The strongest positive is the potential for Microchip to experience structural demand tailwinds. Microcontrollers have a great role to play in the ubiquitous connectivity of devices known as the Internet of Things (IoT). Microchip has a strong competitive position – it is the third largest microcontroller manufacturer behind Japanese Renesas and European NXP.
Another positive is that historically, the company’s management has been good at acquiring underperforming assets at reasonable prices and straightening them up. Microchip’s most recent fixer-upper – purchased for $10 billion earlier this year – was the U.S. chipmaker, Microsemi.
Microsemi has some attractive businesses – especially in the aerospace and defense markets – but it also has some issues. With the acquisition, Microsemi’s issues have become Microchip’s.

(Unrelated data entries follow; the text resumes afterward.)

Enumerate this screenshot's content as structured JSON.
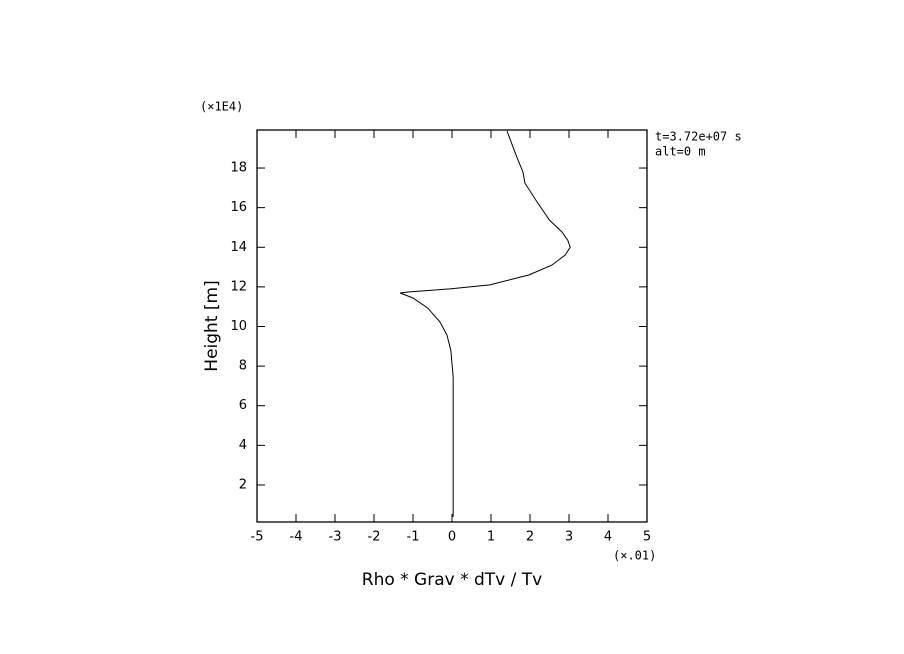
{
  "chart_data": {
    "type": "line",
    "xlabel": "Rho * Grav * dTv / Tv",
    "ylabel": "Height [m]",
    "x_multiplier": "(×.01)",
    "y_multiplier": "(×1E4)",
    "annotations": [
      "t=3.72e+07 s",
      "alt=0 m"
    ],
    "xlim": [
      -5,
      5
    ],
    "ylim": [
      0.13,
      19.92
    ],
    "xticks": [
      -5,
      -4,
      -3,
      -2,
      -1,
      0,
      1,
      2,
      3,
      4,
      5
    ],
    "yticks": [
      2,
      4,
      6,
      8,
      10,
      12,
      14,
      16,
      18
    ],
    "grid": false,
    "series": [
      {
        "color": "#000000",
        "x": [
          0.03,
          0.03,
          -0.03,
          -0.13,
          -0.31,
          -0.62,
          -1.0,
          -1.33,
          -1.13,
          -0.05,
          0.97,
          1.97,
          2.56,
          2.9,
          3.03,
          2.97,
          2.82,
          2.5,
          2.15,
          1.87,
          1.82,
          1.64,
          1.41
        ],
        "values": [
          0.38,
          7.45,
          8.8,
          9.57,
          10.23,
          10.93,
          11.44,
          11.69,
          11.74,
          11.9,
          12.1,
          12.6,
          13.1,
          13.6,
          14.0,
          14.35,
          14.77,
          15.37,
          16.38,
          17.24,
          17.8,
          18.66,
          19.87
        ]
      }
    ]
  }
}
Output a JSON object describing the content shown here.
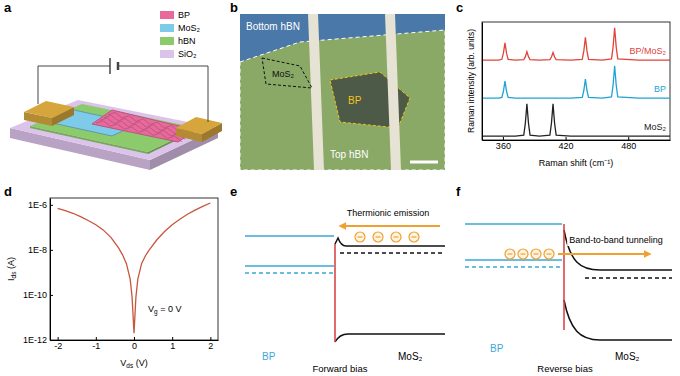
{
  "chart_data": [
    {
      "type": "line",
      "letter": "c",
      "x_label": "Raman shift (cm⁻¹)",
      "y_label": "Raman intensity (arb. units)",
      "x": [
        340,
        356,
        359,
        360.5,
        362,
        363.5,
        365,
        372,
        380,
        381.5,
        383,
        384.5,
        386,
        395,
        405,
        406.5,
        408,
        409.5,
        411,
        425,
        436,
        437.5,
        439,
        440.5,
        442,
        455,
        464,
        465.5,
        467,
        468.5,
        470,
        490,
        520
      ],
      "series": [
        {
          "name": "BP/MoS₂",
          "color": "#e0443a",
          "values": [
            2.1,
            2.1,
            2.12,
            2.28,
            2.55,
            2.28,
            2.12,
            2.1,
            2.11,
            2.19,
            2.32,
            2.19,
            2.11,
            2.1,
            2.11,
            2.18,
            2.3,
            2.18,
            2.11,
            2.1,
            2.12,
            2.34,
            2.7,
            2.34,
            2.12,
            2.1,
            2.13,
            2.44,
            2.95,
            2.44,
            2.13,
            2.1,
            2.1
          ]
        },
        {
          "name": "BP",
          "color": "#1fa3d6",
          "values": [
            1.1,
            1.1,
            1.12,
            1.28,
            1.55,
            1.28,
            1.12,
            1.1,
            1.1,
            1.1,
            1.1,
            1.1,
            1.1,
            1.1,
            1.1,
            1.1,
            1.1,
            1.1,
            1.1,
            1.1,
            1.12,
            1.3,
            1.6,
            1.3,
            1.12,
            1.1,
            1.13,
            1.44,
            1.95,
            1.44,
            1.13,
            1.1,
            1.1
          ]
        },
        {
          "name": "MoS₂",
          "color": "#222222",
          "values": [
            0.1,
            0.1,
            0.1,
            0.1,
            0.1,
            0.1,
            0.1,
            0.1,
            0.13,
            0.44,
            0.95,
            0.44,
            0.13,
            0.1,
            0.13,
            0.44,
            0.95,
            0.44,
            0.13,
            0.1,
            0.1,
            0.1,
            0.1,
            0.1,
            0.1,
            0.1,
            0.1,
            0.1,
            0.1,
            0.1,
            0.1,
            0.1,
            0.1
          ]
        }
      ],
      "xlim": [
        340,
        520
      ],
      "ylim": [
        0,
        3.1
      ],
      "xticks": [
        360,
        420,
        480
      ],
      "tick_labels": "x"
    },
    {
      "type": "line",
      "letter": "d",
      "log": "y",
      "x_label": "Vds (V)",
      "y_label": "Ids (A)",
      "annotation": "Vg = 0 V",
      "x": [
        -2,
        -1.8,
        -1.6,
        -1.4,
        -1.2,
        -1,
        -0.8,
        -0.6,
        -0.4,
        -0.3,
        -0.2,
        -0.1,
        -0.05,
        0,
        0.05,
        0.1,
        0.2,
        0.3,
        0.4,
        0.6,
        0.8,
        1,
        1.2,
        1.4,
        1.6,
        1.8,
        2
      ],
      "series": [
        {
          "color": "#c8553d",
          "values": [
            7e-07,
            5.5e-07,
            4.2e-07,
            3e-07,
            2e-07,
            1.3e-07,
            7.5e-08,
            3.5e-08,
            1.2e-08,
            6e-09,
            2.5e-09,
            5e-10,
            8e-11,
            2e-12,
            8e-11,
            5e-10,
            2.5e-09,
            5.5e-09,
            1e-08,
            2.8e-08,
            6.5e-08,
            1.3e-07,
            2.3e-07,
            3.8e-07,
            5.8e-07,
            8.5e-07,
            1.2e-06
          ]
        }
      ],
      "xlim": [
        -2.2,
        2.2
      ],
      "ylim": [
        1e-12,
        2e-06
      ],
      "xticks": [
        -2,
        -1,
        0,
        1,
        2
      ],
      "yticks": [
        {
          "value": 1e-12,
          "label": "1E-12"
        },
        {
          "value": 1e-10,
          "label": "1E-10"
        },
        {
          "value": 1e-08,
          "label": "1E-8"
        },
        {
          "value": 1e-06,
          "label": "1E-6"
        }
      ]
    }
  ],
  "diagrams": {
    "a": {
      "letter": "a",
      "legend": [
        {
          "label": "BP",
          "color": "#e8699b"
        },
        {
          "label": "MoS₂",
          "color": "#7ecbe9"
        },
        {
          "label": "hBN",
          "color": "#8ccb6b"
        },
        {
          "label": "SiO₂",
          "color": "#dcc3ea"
        }
      ]
    },
    "b": {
      "letter": "b",
      "labels": {
        "bottom": "Bottom hBN",
        "mos2": "MoS₂",
        "bp": "BP",
        "top": "Top hBN"
      }
    },
    "e": {
      "letter": "e",
      "arrow_label": "Thermionic emission",
      "left": "BP",
      "right": "MoS₂",
      "caption": "Forward bias"
    },
    "f": {
      "letter": "f",
      "arrow_label": "Band-to-band tunneling",
      "left": "BP",
      "right": "MoS₂",
      "caption": "Reverse bias"
    }
  }
}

According to Microchip’s CEO, Steve Sanghi, after buying Microsemi, he realized that the company that he had been very aggressive in shipping products to distributors – a practice known as “channel stuffing”. Because of the channel stuffing, Microchip’s post-acquisition revenue growth will be slow in the short-term, and its cash flows will likely be worse because due to the increased inventory levels.
In addition to the operational issues related to the acquisition, there are also financial ones. Specifically, Microchip issued debt to buy Microsemi, so now carries more leverage than it has historically and more leverage than its closest competitors.
The company has announced that every spare dollar of cash flow generated is going to used to draw down the extra debt, but still the added debt burden is still an issue that I will have to consider in my valuation.
I’ll be publishing a valuation of Microchip to Framework members soon. Additional market falls may well provide investors a good chance at investing in a strong, if unsexy business.